The manager’s comments about the squad were encouraging, certainly in the returns to fitness. Walcott can be brought back slowly and steadily, not rushed through necessity with the addition of Alexis Sanchez giving options down either flank, as well as Alex Oxlade-Chamberlain. Welbeck – in theory – offers more goals than Sanogo so that is another aspect covered off. It’s what Walcott needs, a release of the dependency on him for goals in support of the central striker. Mesut Özil and Ramsey are crucial to success, the reaction to the latter’s injury told you all you need to know in that respect.
For Saturday, that pair and Arteta being available is nothing but good news. The Spaniard’s return offers a more thoughtful approach than Flamini’s scurrying and City’s counter-attacking style benefits from the Frenchman’s haste in the tackle, leaving gaps where a more considered approach may provide cover. When Flamini is in the same XI as Wilshere, there can be a tendency for both to play that way hence the space enjoyed.
City offer a stern test and Arsène’s observation about credibility and confidence was interesting. The sentence started as if he believed if might influence outsiders – the media, pundits, bookies – but ended by making it insular, as if the squad need a win to convince themselves that they can make the step from fourth to a higher plane. Coupling it with the points at Everton and Leicester puts the notion that they do not quite believe in themselves to the forefront of people’s minds. Personally, I think Chelsea look a more solid XI than City this season and I’ll be surprised if they don’t win the title. That’s not to dismiss Pellegrini’s men, there are plenty of opportunities for everyone to cock it up between now and next May.

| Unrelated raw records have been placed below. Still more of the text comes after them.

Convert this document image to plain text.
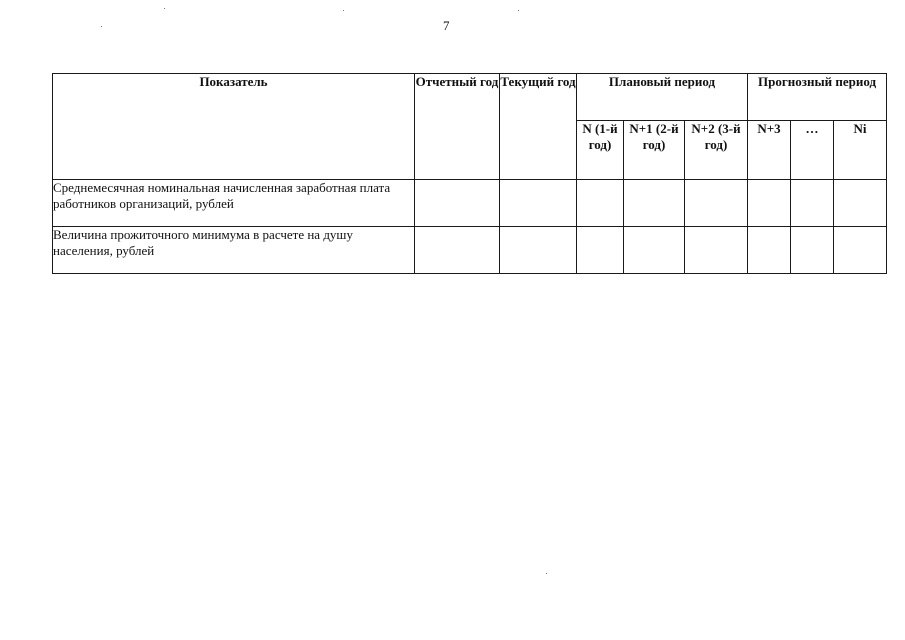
7
Показатель	Отчетный год	Текущий год	Плановый период			Прогнозный период		
			N (1-й год)	N+1 (2-й год)	N+2 (3-й год)	N+3	…	Ni
Среднемесячная номинальная начисленная заработная плата работников организаций, рублей								
Величина прожиточного минимума в расчете на душу населения, рублей								
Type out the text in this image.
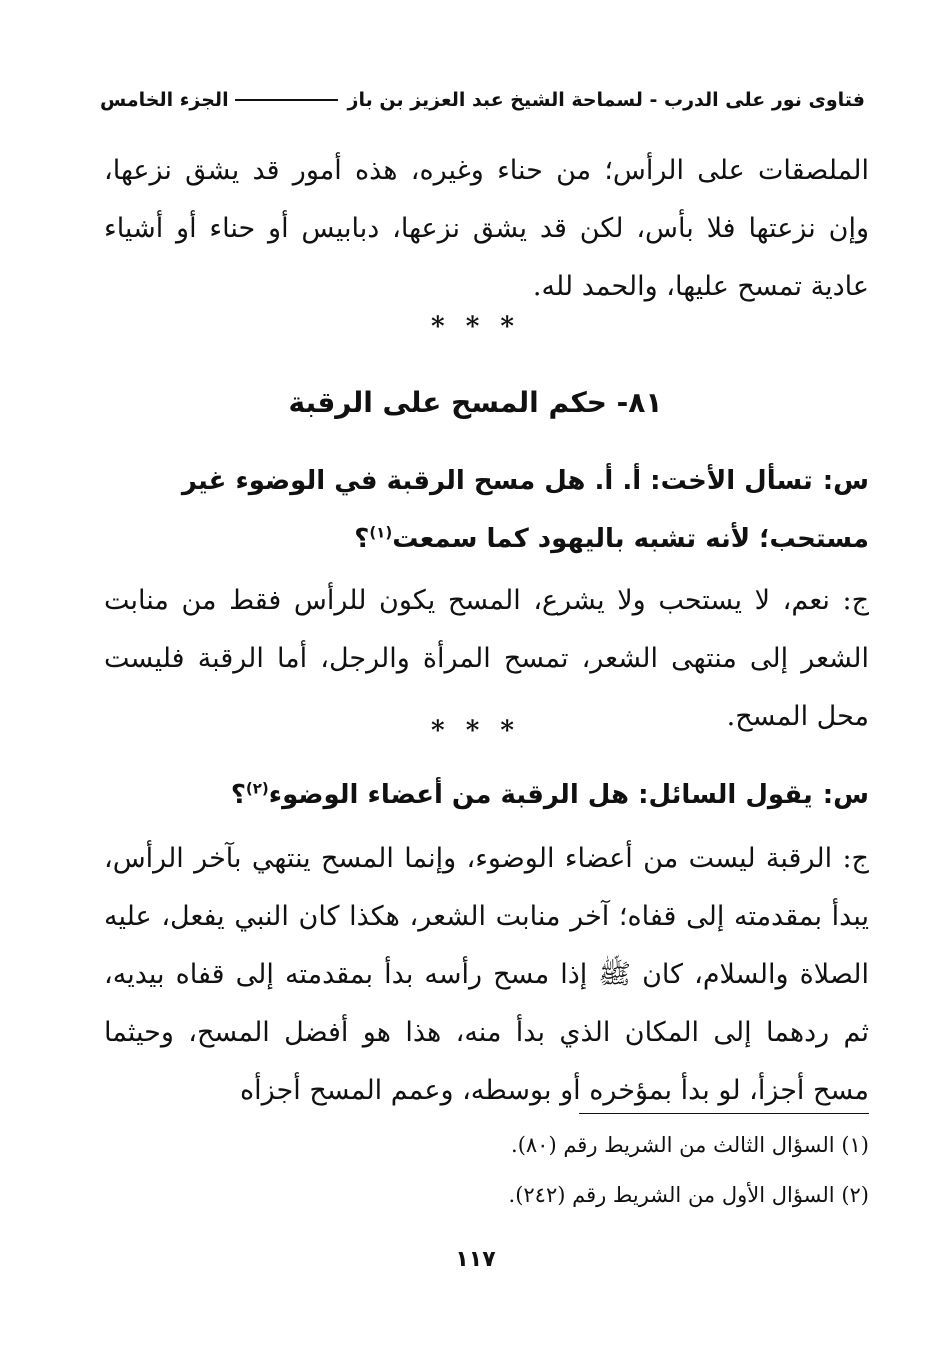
فتاوى نور على الدرب - لسماحة الشيخ عبد العزيز بن باز
الجزء الخامس

الملصقات على الرأس؛ من حناء وغيره، هذه أمور قد يشق نزعها، وإن نزعتها فلا بأس، لكن قد يشق نزعها، دبابيس أو حناء أو أشياء عادية تمسح عليها، والحمد لله.

* * *
٨١- حكم المسح على الرقبة
س:تسأل الأخت: أ. أ. هل مسح الرقبة في الوضوء غير مستحب؛ لأنه تشبه باليهود كما سمعت$^{(١)}$؟

ج: نعم، لا يستحب ولا يشرع، المسح يكون للرأس فقط من منابت الشعر إلى منتهى الشعر، تمسح المرأة والرجل، أما الرقبة فليست محل المسح.

* * *
س:يقول السائل: هل الرقبة من أعضاء الوضوء$^{(٢)}$؟

ج: الرقبة ليست من أعضاء الوضوء، وإنما المسح ينتهي بآخر الرأس، يبدأ بمقدمته إلى قفاه؛ آخر منابت الشعر، هكذا كان النبي يفعل، عليه الصلاة والسلام، كان ﷺ إذا مسح رأسه بدأ بمقدمته إلى قفاه بيديه، ثم ردهما إلى المكان الذي بدأ منه، هذا هو أفضل المسح، وحيثما مسح أجزأ، لو بدأ بمؤخره أو بوسطه، وعمم المسح أجزأه

(١) السؤال الثالث من الشريط رقم (٨٠).
(٢) السؤال الأول من الشريط رقم (٢٤٢).
١١٧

It’s ironic that Arsène chose to bring up belief at this early stage in a year when supporter expectations seem at their lowest. Few believe we are genuine title contenders. It’s a season when, if Arsenal claim third, Arsène should asking to be judged in May. Being two squad players short has diminished belief of a title challenge. To me, that works in the players favour. Along with the knowledge of last seasons false dawn, the Premier League rollercoaster appears to have shallower troughs with peaks that do not extend so high into the skyline. Hopes will be slower to surface, falls from grace have softer landings. And I’m comfortable either that for this season. There’s nothing to change for at least three months, let’s see if the lessons from last season have been learned on the pitch because they don’t appear to have been off it.
That doesn’t mean I don’t care about results, performances. It’s an acknowledgement that the decisions made over the summer have got us to ‘here’, the ‘now’ is the most important thing. And winning this weekend is the current important thing.